Mais la fonction publique limitait les capacités d’action de Patrick : l’entreprise lui convenait mieux. Il rejoignit en 1983 la Compagnie financière de Suez dont il devint administrateur-directeur général. Suez, c’étaient les stratégies de l’argent. Patrick n’était pas seulement un stratège, il était aussi un homme engagé et tenace. Il mena une bataille homérique pour le contrôle de la Générale de Belgique. Il triompha : son adversaire vaincu reconnaîtra qu’il était le meilleur banquier d’affaires de France. Chez Suez, Patrick fut de ceux qui contribuèrent à moderniser notre système indus- triel et financier, notre approche même de l’entreprise.
Après dix ans, Patrick rejoignit comme président Eurotunnel, ouvrage d’art monumental, chef d’œuvre d’ingénierie, lien politique, mais société aux difficultés financières majeures. Patrick eut besoin de tous ses talents de négociateur, de toute sa créativité, de toute son audace, pour la piloter à travers les turbulences. Il rejoignit ensuite de grandes banques d’affaires, où son talent de financier s’exerça au service de l’économie réelle.
À soixante-dix ans, son intelligence et son énergie intactes, Patrick entreprit une nouvelle vie : il se mit avec enthousiasme au service des start-up, leur apportant appui, aide et conseils.

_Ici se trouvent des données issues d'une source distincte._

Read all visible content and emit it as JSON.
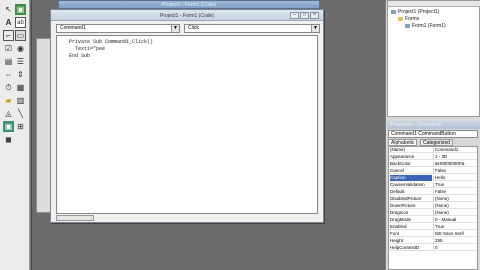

Ce n’était pas seulement un homme riche de sagesse et d’expérience : c’était un vrai entrepreneur. Il m’a proposé de l’accompagner dans une de ses aventures. Patrick était irrésistible : je ne lui ai pas résisté et sa façon d’être et de faire a encore accru mon admiration pour lui. Il y a des entrepreneurs qui ont une vision, d’autres qui ont le sens du détail concret ; certains sont des diplomates très habiles, d’autres savent montrer une ténacité hors normes. Patrick était tout cela, souriant et redoutable tout à la fois, ayant le sens exact de la mesure et des capacités d’enthousiasme.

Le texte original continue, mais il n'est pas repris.